Menjalani dan mengalami realitas ini hanya mungkin melalui ilmu laduni (ilmu yang disingkapkan langsung dari kehadiran Allah). Karena realisasi Sifat-sifat Ilahiah hanya mungkin melalui ilmu laduni.
Dalam istilah Sufisme, tujuan utamanya adalah mengenal diri pada tingkatan Nama-nama, Sifat-sifat dan Dzat. Dan ini hanya bisa dilakukan apabila titik tujuannya dipahami dan ketentuan-ketentuannya dipenuhi.
Oleh karena itu, titik awal untuk memulainya adalah mengenal dan memahami yang Esa yang ditunjuk oleh nama Allah!
Ketika perjalanan dimulai dari Allah, dan menuju Allah, dengan Allah, maka perjalanannya menjadi semakin pendek!
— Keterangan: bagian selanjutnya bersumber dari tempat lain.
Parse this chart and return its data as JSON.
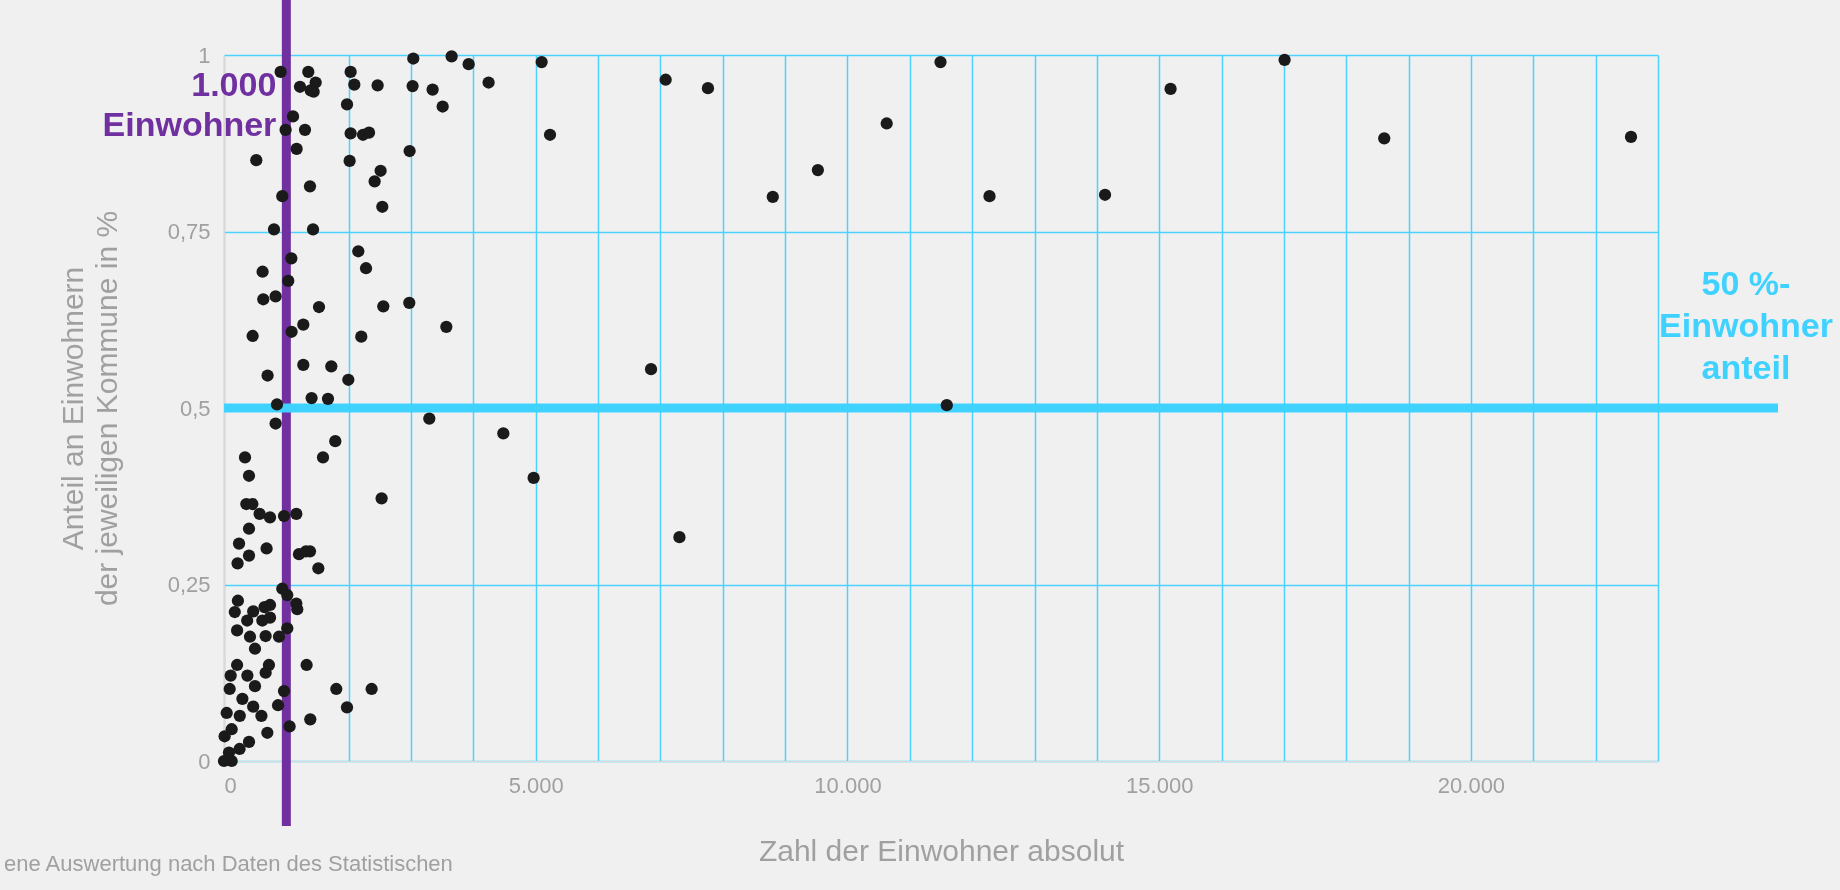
{
  "chart_data": {
    "type": "scatter",
    "xlabel": "Zahl der Einwohner absolut",
    "ylabel": "Anteil an Einwohnern\nder jeweiligen Kommune in %",
    "xlim": [
      0,
      23000
    ],
    "xticks": [
      0,
      {
        "value": 1000,
        "label": null
      },
      {
        "value": 2000,
        "label": null
      },
      {
        "value": 3000,
        "label": null
      },
      {
        "value": 4000,
        "label": null
      },
      {
        "value": 5000,
        "label": "5.000"
      },
      {
        "value": 6000,
        "label": null
      },
      {
        "value": 7000,
        "label": null
      },
      {
        "value": 8000,
        "label": null
      },
      {
        "value": 9000,
        "label": null
      },
      {
        "value": 10000,
        "label": "10.000"
      },
      {
        "value": 11000,
        "label": null
      },
      {
        "value": 12000,
        "label": null
      },
      {
        "value": 13000,
        "label": null
      },
      {
        "value": 14000,
        "label": null
      },
      {
        "value": 15000,
        "label": "15.000"
      },
      {
        "value": 16000,
        "label": null
      },
      {
        "value": 17000,
        "label": null
      },
      {
        "value": 18000,
        "label": null
      },
      {
        "value": 19000,
        "label": null
      },
      {
        "value": 20000,
        "label": "20.000"
      },
      {
        "value": 21000,
        "label": null
      },
      {
        "value": 22000,
        "label": null
      },
      {
        "value": 23000,
        "label": null
      }
    ],
    "ylim": [
      0,
      1
    ],
    "yticks": [
      0,
      {
        "value": 0.25,
        "label": "0,25"
      },
      {
        "value": 0.5,
        "label": "0,5"
      },
      {
        "value": 0.75,
        "label": "0,75"
      },
      1
    ],
    "grid": true,
    "marker": "circle",
    "ref_lines": [
      {
        "axis": "x",
        "value": 1000,
        "label": "1.000\nEinwohner",
        "color": "#7030a0"
      },
      {
        "axis": "y",
        "value": 0.5,
        "label": "50 %-\nEinwohner\nanteil",
        "color": "#40d2ff"
      }
    ],
    "annotations": [
      "ene Auswertung nach Daten des Statistischen"
    ],
    "series": [
      {
        "color": "#1a1a1a",
        "x": [
          908,
          1352,
          2031,
          3036,
          3651,
          3924,
          5095,
          7084,
          1219,
          1470,
          1438,
          1390,
          2090,
          2464,
          3025,
          3346,
          1973,
          3507,
          1107,
          988,
          1299,
          2031,
          2230,
          2326,
          5229,
          1165,
          2977,
          518,
          2015,
          2512,
          2416,
          1379,
          935,
          2539,
          802,
          1428,
          2154,
          1080,
          2278,
          619,
          1031,
          630,
          828,
          1524,
          2555,
          2972,
          3566,
          459,
          1084,
          1272,
          2202,
          699,
          1272,
          1721,
          1994,
          6849,
          1405,
          1668,
          850,
          828,
          3293,
          4480,
          1785,
          1588,
          337,
          4966,
          401,
          2528,
          358,
          455,
          571,
          738,
          962,
          1160,
          401,
          241,
          683,
          401,
          218,
          1203,
          1379,
          1315,
          1513,
          935,
          1015,
          1160,
          1175,
          738,
          650,
          223,
          468,
          173,
          372,
          615,
          738,
          1015,
          210,
          417,
          668,
          882,
          497,
          1325,
          210,
          721,
          107,
          375,
          668,
          497,
          962,
          1801,
          2368,
          1973,
          91,
          295,
          867,
          468,
          43,
          253,
          600,
          1384,
          1052,
          695,
          401,
          123,
          0,
          123,
          250,
          10,
          80,
          4244,
          7762,
          8802,
          9525,
          10629,
          11492,
          12278,
          14131,
          15182,
          17011,
          18609,
          22567,
          7305,
          11593
        ],
        "values": [
          0.976,
          0.976,
          0.976,
          0.995,
          0.998,
          0.987,
          0.99,
          0.965,
          0.955,
          0.961,
          0.948,
          0.95,
          0.958,
          0.957,
          0.956,
          0.951,
          0.93,
          0.927,
          0.913,
          0.894,
          0.894,
          0.889,
          0.887,
          0.89,
          0.887,
          0.867,
          0.864,
          0.851,
          0.85,
          0.836,
          0.821,
          0.814,
          0.8,
          0.785,
          0.753,
          0.753,
          0.722,
          0.712,
          0.698,
          0.693,
          0.68,
          0.654,
          0.658,
          0.643,
          0.644,
          0.649,
          0.615,
          0.602,
          0.608,
          0.618,
          0.601,
          0.546,
          0.561,
          0.559,
          0.54,
          0.555,
          0.514,
          0.513,
          0.505,
          0.478,
          0.485,
          0.464,
          0.453,
          0.43,
          0.43,
          0.401,
          0.404,
          0.372,
          0.364,
          0.364,
          0.35,
          0.345,
          0.347,
          0.35,
          0.329,
          0.308,
          0.301,
          0.291,
          0.28,
          0.293,
          0.297,
          0.297,
          0.273,
          0.244,
          0.235,
          0.223,
          0.215,
          0.221,
          0.218,
          0.227,
          0.212,
          0.211,
          0.199,
          0.199,
          0.203,
          0.188,
          0.185,
          0.176,
          0.177,
          0.176,
          0.159,
          0.136,
          0.136,
          0.136,
          0.121,
          0.121,
          0.125,
          0.106,
          0.099,
          0.102,
          0.102,
          0.076,
          0.102,
          0.088,
          0.079,
          0.077,
          0.068,
          0.064,
          0.064,
          0.059,
          0.049,
          0.04,
          0.027,
          0.045,
          0,
          0,
          0.017,
          0.035,
          0.012,
          0.961,
          0.953,
          0.799,
          0.837,
          0.903,
          0.99,
          0.8,
          0.802,
          0.952,
          0.993,
          0.882,
          0.884,
          0.317,
          0.504
        ]
      }
    ]
  }
}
Kesimpulannya, masalah yang pokok bukanlah mencapai Allah melalui mahluk (ciptaan), melainkan mengenal yang Esa yang ditunjuk sebagai Allah dan mengamati mahluk dengan pandangannNya. Jika tidak, kita akan menghabiskan hidup kita berputar-putar di sekitar mahluk, terhijab dan tak mampu melewati tirai-tirai yang menyembunyikan realitas!
Semoga Allah memungkinkan kita untuk tetap terlibat dalam perenungan, terbebaskan dari asumsi-asumsi, bisa mencapai realitas, dan mampu merealisasikan realitas dan fitur-fitur ilahiah intrinsik kita.